El grupo de extracción encontró un coche de siete plazas que estaba bien situado cerca del punto de reunión. Lo abrieron sin discreción, de un golpe en la ventanilla y le hicieron un puente para arrancarlo. Debían de estar muy atentos al pinganillo y a los dos horizontes de los cuales podían llegar sus compañeros.
El primer grupo comenzó su trayecto, despacito y sin llamar la atención, hasta que entraron el la calle de Las Ramblas. Un acelerón marcó el pitido inicial del partido. El coche comenzó a ganar velocidad rápidamente hasta que golpeó a la primera de las víctimas. Sin detenerse siguió acelerando y arrollando a una gran multitud de personas que por allí caminaban sin saber el final que les esperaba en aquel plácido domingo de tiendas abiertas.

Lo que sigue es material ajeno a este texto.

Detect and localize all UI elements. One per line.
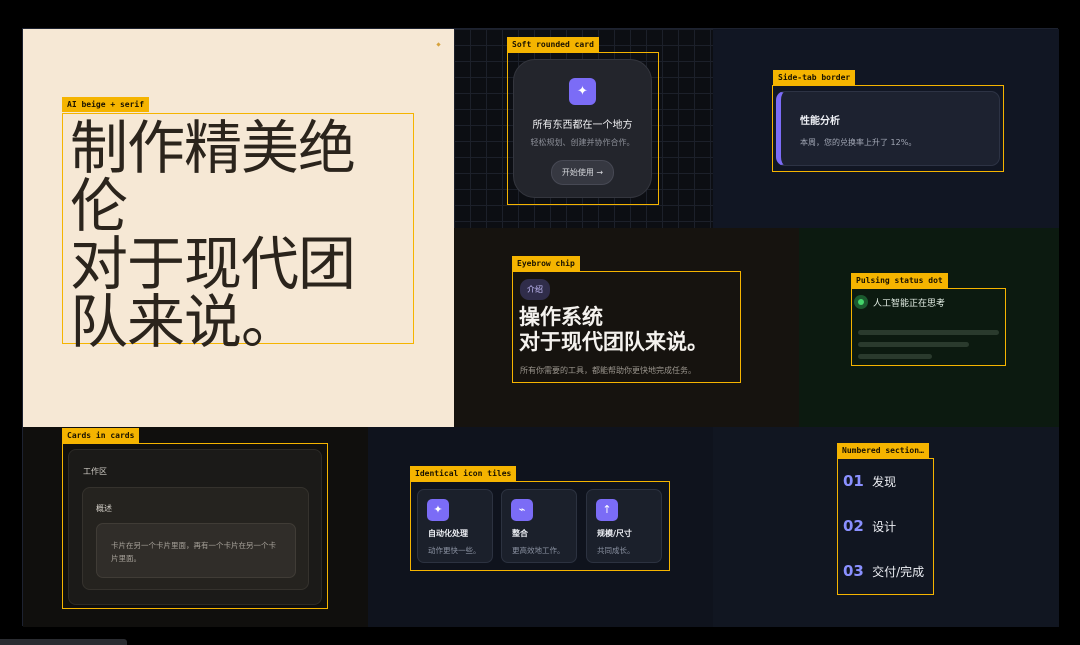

Innumerables heridos y fallecidos dejaron a su paso, llegando al punto de encuentro, Verdaguer, en menos tiempo del estimado.
El plan estaba saliendo a la perfección. Soltaron el coche y corrieron, aún con la máscara, hacia sus compañeros. Los cuatro estaban dentro del coche, ya arrancado, esperando al grupo de a pie. No tardaron mucho en llegar. El coche comenzó a moverse y tanto Aaron como Enrico entraron con el automóvil en marcha.
No recorrieron muchos metros cuando en la puerta de un aparcamiento subterráneo vieron un cartel propagandístico con la cara del Comandante. No lo dudaron y entraron. Descendieron hasta la última planta y aparcaron el coche. Todos se cambiaron de ropa a algo casual y, nuevamente, jugaron con fuego prendiendo el coche para no dejar rastro. Aleixo pulsó varias veces el botón de la llave del coche que el anfitrión de aquella reunión le había dado.
De pronto, los intermitentes de una Mercedes Vito de color negro parpadeó. Era un vehículo diplomático con matrícula portuguesa. Aleixo se montó en el lado del piloto y el resto lo hicieron detrás.
Saliendo del parking oyeron por el pinganillo la última de las órdenes.
–Venid a recogerme al Palacio Güell, tenemos un largo camino hacia Portugal.